Here, zeks (ex-cons) aim their superficially ugly, threatening selves right at the lens, looking childlike. The body ink, floods of it, can only be earned/applied behind bars. It’s “The Threepenny Opera” in Cyrillic without the music, lights or makeup.
The photographer was privy to private time: Steam-room sessions and a drink party in a grubby, badly lit kitchen. In one shot, a victim or enemy is on the floor, his head covered in a scarf. Someone’s jammed a silver pistol against his temple.
The women of this social strata, prostitutes mostly, are a hard-looking lot, too, although there’s pride in their faces and even some warmth.

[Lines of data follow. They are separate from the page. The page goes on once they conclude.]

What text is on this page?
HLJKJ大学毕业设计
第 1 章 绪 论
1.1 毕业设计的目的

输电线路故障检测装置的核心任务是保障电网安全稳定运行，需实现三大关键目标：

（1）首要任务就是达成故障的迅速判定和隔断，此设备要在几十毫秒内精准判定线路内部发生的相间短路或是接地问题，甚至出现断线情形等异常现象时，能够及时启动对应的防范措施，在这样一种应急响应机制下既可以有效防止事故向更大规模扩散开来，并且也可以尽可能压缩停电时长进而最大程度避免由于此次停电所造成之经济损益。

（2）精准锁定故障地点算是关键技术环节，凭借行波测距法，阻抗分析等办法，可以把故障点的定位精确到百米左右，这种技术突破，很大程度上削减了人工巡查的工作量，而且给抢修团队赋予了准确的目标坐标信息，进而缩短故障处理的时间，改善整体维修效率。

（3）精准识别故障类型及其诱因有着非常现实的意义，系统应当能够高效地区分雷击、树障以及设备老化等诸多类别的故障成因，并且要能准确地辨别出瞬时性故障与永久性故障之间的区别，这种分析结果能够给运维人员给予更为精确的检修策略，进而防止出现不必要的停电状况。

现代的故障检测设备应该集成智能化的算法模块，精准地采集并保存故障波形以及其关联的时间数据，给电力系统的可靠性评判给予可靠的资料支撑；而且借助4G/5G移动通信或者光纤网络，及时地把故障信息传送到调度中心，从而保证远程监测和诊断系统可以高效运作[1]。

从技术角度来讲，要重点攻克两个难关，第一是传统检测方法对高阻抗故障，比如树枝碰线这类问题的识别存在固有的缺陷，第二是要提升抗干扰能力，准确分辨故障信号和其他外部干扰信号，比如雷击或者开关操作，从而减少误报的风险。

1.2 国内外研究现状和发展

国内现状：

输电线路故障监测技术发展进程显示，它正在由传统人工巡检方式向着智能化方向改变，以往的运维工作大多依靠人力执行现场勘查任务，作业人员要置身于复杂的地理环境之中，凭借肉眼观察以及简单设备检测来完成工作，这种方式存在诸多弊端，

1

Weber is good at eliciting complications and layers. Many of the photographs have the nervous immediacy of images caught quickly and dangerously. Nan Goldin’s 1980s chronicle of East Village semi-thugs, drag queens, club kids and AIDS casualties comes to mind.
The most disturbing photos of all are the most distant. Weber has tracked down the killing fields of the Gulag, when Stalin had millions of Russians, “undesirables” and ethnic minorities, imprisoned in work camps.
(Ironically, the gulag system was good for the country since it led to the discovery of all kinds of valuable resources — minerals, timber, water power. It’s one of the bitter revelations in the wall text.)
Using natural light, he’s photographed the grown-over groves where hundreds perished and the meadows in which they were flung into mass graves.
In one photo, the field, which is covered with long grass, is almost corrugated. All you can wonder — horror-struck — is: Are there bodies under the sod? Layered and rising, are they what makes the surface roll the way it does?